I'm so sorry for your loss. 
Binky free Gracie. :rainbow:


----------



## katherine at sacred stories (Nov 5, 2012)

I am so sorry for your loss and I relate to everything you're feeling. It hurts terribly to loose a bunny love. She was your child and one of your best friends. She knew you loved her and had a wonderful life in your care. My heart goes out to you...

Binkie Free, Gracie. You will be loved and missed forever.
:rainbow:ink iris::rainbow:ink iris::rainbow:ink iris:


----------



## agnesthelion (Nov 5, 2012)

Oh no so sorry for your loss. I think there are people who don't understand how much we love our buns. But we do here. 

They are never here long enough. Don't make yourself feel guilty about not taking her to school. It was just her time and nothing you did or didn't do. 
Binky free lil Gracie.


----------



## Blue eyes (Nov 5, 2012)

So sorry. :rainbow:


----------



## Imbrium (Nov 6, 2012)

I know how you feel - my bunns are my "children" and I'd be devastated if I lost one of them! I'm SO sorry you lost your little Gracie... but at least she had a great and loving home for the last part of her life! it's always so great when a rescue bunny gets a chance to be truly loved.

binky free, Gracie!


----------



## HEM (Nov 6, 2012)

We are so sorry for your loss
Binky free Gracie!!


----------



## Ilovemyrabbit (Nov 6, 2012)

I know how hard it is I love my lil Ash and I can't imagine life without him. 

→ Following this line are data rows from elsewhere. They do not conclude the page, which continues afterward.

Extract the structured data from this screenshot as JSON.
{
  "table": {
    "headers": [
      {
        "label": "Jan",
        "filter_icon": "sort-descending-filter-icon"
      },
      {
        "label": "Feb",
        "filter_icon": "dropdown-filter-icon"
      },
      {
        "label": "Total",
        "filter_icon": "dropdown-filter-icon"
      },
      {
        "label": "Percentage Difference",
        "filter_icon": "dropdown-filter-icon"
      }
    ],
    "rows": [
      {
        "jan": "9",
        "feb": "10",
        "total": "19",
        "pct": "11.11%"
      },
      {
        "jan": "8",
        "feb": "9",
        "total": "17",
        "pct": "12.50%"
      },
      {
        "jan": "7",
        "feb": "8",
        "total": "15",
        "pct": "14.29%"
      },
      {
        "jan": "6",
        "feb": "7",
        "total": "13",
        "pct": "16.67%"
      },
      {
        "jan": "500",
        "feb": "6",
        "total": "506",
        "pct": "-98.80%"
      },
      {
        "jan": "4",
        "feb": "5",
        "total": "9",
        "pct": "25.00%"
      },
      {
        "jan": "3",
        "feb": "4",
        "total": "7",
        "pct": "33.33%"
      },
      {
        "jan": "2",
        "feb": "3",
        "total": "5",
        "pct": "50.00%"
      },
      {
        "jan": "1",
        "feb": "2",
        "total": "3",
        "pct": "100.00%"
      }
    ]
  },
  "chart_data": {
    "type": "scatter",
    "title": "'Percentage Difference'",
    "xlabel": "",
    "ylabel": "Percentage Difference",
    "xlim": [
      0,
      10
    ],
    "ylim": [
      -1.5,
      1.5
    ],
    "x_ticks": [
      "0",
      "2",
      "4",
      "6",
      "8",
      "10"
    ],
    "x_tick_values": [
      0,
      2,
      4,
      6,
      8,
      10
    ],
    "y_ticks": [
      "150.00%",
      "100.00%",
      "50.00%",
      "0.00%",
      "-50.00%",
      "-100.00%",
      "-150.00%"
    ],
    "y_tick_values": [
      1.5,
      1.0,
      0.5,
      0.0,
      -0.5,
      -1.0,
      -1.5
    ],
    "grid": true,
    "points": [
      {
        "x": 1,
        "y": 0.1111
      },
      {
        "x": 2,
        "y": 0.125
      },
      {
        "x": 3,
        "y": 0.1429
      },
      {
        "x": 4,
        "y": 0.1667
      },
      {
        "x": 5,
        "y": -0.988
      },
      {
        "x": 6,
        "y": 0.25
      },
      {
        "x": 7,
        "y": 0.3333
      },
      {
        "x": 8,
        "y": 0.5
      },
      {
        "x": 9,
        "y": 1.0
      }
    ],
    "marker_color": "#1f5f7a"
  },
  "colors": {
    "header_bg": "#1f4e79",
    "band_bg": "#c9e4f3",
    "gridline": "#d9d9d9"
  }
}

Its a shame that rabbits didn't live longer. Binky free sweet Gracie you will be loved and missed forever.

See you at the Bridge sweet Gracie.

ink iris::rainbow:ink iris::rainbow:ink iris::rainbow:ink iris::rainbow:ink iris::rainbow:ink iris::rainbow:ink iris::rip:


----------



## Nancy McClelland (Nov 6, 2012)

Were so sorry to hear you lost your little Gracie.:bunnyangel:


----------



## Hyatt101 (Nov 7, 2012)

I'm so sorry for your loss!


----------